The two running backs have fed off each other on the field all season. With Zach Zwinak injured in the opening kickoff of the Ohio State game, Lynch found he had a more prominent role.

Then Lynch finished the season with the most rushing yards, netting 603 for the year.

“I just think whenever your chance comes you’ve got to be ready for it,” Lynch said. “I just thought to keep preparing yourself because you only get so many opportunities to be a starter, and I didn’t want to miss it. Right now we’re still rotating so whenever my name is called, I just have to be ready.”

Belton wasn’t terribly far behind him with 518 yards this season. With 10 touchdowns between the two of them this season, their coveted handshake in the end zone will certainly be missed after Saturday’s game.

Although Belton isn’t known for being very vocal in the eyes of the fans or media, both he and Lynch know that his presence within the program was vital to both of their success.

“Guys have their own way of leading and I have mine. I’m not a guy that’s going to be out there in the front,” Belton said. “I pride myself on doing things in meeting rooms and giving people help on the field – a lot of stuff that people don’t see.”

And it will be those intangibles off the field that Lynch will miss most. Between his leadership and friendship, Belton’s impact on the younger running back will not be forgotten.

“Just his insight to the game. Hopefully I can take what taught me and pass it on to other guys. I’ll miss his presence in meeting rooms,” Lynch said.

Although Lynch will miss his mentor, Belton knows that the Canadian will do just fine on his own.

What the future has in store for Belton is unknown, but he is hopeful that going professional is an option for him. As a former receiver, there are many options for Belton as he considers what to do after Saturday.

“I don’t think it’s over for me,” Belton said. “I think I need to be in the right situation when I’m used in the proper way.”

But, there are some reservations from the senior as he suits up for his final game. Penn State’s offense has received a lot of criticism this season under offensive coordinator John Donovan.

With one of the top defenses in the Big Ten, as well as in the country, it seemed that the work of defensive coordinator Bob Shoop was garnering all the praise during the season and the criticism was dumped on Donovan.

Belton is confident in the talents of his fellow teammates, but doesn’t have a solution as to why they aren’t performing to the high expectations given to them.
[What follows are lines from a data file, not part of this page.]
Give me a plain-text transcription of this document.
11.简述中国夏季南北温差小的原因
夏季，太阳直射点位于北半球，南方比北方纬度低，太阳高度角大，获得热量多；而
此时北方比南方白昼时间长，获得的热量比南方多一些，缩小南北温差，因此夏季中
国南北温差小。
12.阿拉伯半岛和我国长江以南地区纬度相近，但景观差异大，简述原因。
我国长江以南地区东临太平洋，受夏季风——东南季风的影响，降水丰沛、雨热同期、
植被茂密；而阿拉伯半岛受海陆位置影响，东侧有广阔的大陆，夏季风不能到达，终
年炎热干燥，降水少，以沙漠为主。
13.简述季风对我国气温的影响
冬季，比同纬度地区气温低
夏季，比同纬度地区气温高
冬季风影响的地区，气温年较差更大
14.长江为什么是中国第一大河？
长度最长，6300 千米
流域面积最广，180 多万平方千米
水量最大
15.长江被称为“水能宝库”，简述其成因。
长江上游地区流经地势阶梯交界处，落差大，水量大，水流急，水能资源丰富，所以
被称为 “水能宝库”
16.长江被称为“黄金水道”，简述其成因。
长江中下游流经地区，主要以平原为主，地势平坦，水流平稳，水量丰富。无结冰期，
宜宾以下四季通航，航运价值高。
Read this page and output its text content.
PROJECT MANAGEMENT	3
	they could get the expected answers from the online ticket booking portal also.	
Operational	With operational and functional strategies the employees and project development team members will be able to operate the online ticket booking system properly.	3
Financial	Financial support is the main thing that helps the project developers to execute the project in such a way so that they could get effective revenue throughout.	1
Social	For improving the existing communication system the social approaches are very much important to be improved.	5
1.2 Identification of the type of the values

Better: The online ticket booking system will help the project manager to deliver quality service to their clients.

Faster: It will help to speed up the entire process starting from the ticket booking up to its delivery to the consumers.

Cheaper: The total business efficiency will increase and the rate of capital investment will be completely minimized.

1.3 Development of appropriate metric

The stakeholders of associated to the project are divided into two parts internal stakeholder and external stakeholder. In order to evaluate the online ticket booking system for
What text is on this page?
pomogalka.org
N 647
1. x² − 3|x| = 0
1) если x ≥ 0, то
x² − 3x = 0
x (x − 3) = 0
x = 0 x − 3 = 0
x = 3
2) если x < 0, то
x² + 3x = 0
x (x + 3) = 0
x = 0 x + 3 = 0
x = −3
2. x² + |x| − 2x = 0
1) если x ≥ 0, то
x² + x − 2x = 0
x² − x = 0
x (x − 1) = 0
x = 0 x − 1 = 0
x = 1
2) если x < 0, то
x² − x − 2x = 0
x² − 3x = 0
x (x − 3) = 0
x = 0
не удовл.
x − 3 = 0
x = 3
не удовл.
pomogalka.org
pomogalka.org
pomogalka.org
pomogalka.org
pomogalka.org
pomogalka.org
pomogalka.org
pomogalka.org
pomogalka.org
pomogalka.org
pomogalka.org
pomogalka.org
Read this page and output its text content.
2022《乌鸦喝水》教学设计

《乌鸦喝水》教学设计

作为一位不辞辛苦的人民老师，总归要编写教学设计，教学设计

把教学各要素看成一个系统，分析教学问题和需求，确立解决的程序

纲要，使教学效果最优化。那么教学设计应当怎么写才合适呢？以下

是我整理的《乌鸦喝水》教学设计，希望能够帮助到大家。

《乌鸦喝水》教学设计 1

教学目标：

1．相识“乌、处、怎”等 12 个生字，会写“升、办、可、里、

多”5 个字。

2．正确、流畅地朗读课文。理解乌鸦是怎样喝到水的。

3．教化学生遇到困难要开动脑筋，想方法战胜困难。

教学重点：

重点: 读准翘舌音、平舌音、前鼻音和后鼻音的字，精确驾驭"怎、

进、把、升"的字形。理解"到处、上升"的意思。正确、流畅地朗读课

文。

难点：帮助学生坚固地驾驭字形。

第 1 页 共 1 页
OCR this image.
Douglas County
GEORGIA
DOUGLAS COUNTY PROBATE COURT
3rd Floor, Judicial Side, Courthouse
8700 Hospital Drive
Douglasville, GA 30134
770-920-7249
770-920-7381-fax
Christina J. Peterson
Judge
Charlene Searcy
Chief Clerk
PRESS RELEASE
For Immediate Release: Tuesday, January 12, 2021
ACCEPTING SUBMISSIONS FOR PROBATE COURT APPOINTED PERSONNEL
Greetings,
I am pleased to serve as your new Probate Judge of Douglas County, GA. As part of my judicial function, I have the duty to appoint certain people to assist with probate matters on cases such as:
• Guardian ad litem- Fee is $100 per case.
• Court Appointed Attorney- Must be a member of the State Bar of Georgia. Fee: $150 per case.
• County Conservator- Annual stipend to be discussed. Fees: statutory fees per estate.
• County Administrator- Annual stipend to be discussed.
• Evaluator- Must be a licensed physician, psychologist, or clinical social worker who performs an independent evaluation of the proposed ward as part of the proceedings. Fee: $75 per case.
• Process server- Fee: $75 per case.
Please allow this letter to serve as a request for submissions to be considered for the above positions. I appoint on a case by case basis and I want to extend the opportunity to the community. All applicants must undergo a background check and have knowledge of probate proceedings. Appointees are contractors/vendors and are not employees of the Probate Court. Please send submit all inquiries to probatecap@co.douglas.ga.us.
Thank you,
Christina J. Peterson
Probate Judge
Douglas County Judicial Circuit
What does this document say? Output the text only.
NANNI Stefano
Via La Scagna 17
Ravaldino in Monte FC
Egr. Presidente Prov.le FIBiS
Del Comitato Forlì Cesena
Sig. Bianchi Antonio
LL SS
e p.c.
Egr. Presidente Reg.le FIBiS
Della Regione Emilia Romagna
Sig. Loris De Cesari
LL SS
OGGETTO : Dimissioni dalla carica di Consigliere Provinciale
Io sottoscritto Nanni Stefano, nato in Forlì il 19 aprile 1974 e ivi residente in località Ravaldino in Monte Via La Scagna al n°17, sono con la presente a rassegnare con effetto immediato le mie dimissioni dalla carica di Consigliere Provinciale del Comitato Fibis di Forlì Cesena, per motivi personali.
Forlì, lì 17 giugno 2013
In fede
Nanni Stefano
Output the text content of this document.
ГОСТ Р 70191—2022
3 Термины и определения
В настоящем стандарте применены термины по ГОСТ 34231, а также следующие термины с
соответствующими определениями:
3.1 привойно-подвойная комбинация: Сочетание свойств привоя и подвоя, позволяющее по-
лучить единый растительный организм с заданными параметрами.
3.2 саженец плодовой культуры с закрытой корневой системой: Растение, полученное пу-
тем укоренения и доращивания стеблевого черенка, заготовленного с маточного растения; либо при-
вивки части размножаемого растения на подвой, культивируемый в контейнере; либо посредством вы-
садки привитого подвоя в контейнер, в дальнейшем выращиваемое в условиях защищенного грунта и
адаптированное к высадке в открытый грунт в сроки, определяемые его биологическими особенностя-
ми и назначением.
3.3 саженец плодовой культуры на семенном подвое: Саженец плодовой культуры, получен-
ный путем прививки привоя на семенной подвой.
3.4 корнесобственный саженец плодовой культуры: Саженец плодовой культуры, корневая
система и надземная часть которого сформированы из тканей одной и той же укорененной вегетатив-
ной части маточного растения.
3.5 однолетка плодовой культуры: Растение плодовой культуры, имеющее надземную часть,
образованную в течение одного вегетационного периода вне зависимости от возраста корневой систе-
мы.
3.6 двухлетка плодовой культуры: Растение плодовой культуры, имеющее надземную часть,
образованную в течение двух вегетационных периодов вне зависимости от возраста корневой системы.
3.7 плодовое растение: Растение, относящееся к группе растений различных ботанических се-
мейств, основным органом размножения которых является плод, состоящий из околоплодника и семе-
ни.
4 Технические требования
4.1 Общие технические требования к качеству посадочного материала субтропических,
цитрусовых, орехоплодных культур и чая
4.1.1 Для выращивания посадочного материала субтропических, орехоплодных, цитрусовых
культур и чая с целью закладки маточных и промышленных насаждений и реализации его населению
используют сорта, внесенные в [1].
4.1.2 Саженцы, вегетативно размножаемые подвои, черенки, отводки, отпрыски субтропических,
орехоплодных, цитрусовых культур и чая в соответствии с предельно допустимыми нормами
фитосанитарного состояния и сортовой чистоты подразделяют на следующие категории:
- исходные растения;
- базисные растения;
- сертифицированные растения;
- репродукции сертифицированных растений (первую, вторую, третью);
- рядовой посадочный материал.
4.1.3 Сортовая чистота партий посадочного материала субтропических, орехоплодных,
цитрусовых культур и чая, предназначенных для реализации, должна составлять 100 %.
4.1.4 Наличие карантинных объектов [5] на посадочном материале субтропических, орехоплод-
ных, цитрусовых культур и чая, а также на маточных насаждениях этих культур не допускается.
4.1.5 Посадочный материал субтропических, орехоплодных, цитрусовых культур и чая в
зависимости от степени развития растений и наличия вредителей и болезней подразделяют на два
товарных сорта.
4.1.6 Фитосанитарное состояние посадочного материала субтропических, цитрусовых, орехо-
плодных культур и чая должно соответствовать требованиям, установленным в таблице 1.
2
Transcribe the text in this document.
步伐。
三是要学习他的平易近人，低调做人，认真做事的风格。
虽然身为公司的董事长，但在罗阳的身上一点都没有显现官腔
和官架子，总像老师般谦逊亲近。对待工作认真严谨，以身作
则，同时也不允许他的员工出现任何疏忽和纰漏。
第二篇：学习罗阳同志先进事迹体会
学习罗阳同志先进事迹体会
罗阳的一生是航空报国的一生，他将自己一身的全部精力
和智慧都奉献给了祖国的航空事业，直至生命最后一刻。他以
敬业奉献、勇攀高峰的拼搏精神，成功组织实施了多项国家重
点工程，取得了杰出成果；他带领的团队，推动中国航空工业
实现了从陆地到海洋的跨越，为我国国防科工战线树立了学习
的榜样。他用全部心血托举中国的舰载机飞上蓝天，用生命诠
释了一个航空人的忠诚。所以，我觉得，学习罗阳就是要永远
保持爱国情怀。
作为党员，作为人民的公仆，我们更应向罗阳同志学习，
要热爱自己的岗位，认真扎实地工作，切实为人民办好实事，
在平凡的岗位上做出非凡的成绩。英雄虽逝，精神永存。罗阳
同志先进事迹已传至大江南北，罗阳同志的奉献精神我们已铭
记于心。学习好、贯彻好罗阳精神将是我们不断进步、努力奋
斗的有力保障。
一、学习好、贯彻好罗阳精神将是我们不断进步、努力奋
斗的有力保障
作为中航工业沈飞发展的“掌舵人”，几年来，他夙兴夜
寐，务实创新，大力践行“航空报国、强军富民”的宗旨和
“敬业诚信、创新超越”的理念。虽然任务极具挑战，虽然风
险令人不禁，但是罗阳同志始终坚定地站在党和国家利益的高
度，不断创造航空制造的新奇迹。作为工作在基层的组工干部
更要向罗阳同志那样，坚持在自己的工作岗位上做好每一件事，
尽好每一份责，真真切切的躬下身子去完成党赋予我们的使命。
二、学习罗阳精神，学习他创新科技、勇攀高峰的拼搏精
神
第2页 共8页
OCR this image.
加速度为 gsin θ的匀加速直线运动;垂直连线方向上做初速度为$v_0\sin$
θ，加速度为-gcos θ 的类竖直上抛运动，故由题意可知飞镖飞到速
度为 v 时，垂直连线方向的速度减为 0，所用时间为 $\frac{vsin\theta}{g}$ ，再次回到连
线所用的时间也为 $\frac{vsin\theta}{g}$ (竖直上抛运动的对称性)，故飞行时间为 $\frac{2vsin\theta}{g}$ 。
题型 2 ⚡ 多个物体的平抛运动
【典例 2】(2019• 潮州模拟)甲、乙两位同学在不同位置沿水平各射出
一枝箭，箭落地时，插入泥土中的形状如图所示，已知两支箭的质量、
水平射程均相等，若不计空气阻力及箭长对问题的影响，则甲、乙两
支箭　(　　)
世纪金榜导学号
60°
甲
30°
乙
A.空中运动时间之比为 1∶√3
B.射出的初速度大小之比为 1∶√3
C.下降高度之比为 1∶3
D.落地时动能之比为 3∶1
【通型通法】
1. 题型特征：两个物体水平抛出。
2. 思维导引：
The running back was notably frustrated when discussing the offensive struggles with his new coordinator.

“I don’t know what’s going on. I don’t know,” Belton said with an unhappy tone. “We’ve got guys all over the field that can make plays. We’ve got a big, 6-8 tight end [in Jesse James], Kyle Carter, good running back group, young receivers that can play well, so I don’t know.

“It’s not our job to suggest plays. We just run the plays that are given to us.”

While Belton alluded toward a problematic system, Lynch insists that working with Donovan is not a struggle for him, as he finds his coach to be funny but knows when to “get down to business.”

“We know what we’re capable of [as an offense] and that’s the most frustrating part,” Lynch said.

Regardless of how the rest of the offense turns out, Belton knows Lynch will continue on to be a standout. Donovan’s schemes seemed to fit the run game well as the season concluded and Belton doesn’t see that changing in the future.

“He always came out and worked hard. Akeel is a guy that’s talented,” Belton said. “He’s been learning from day one and it’s shown.”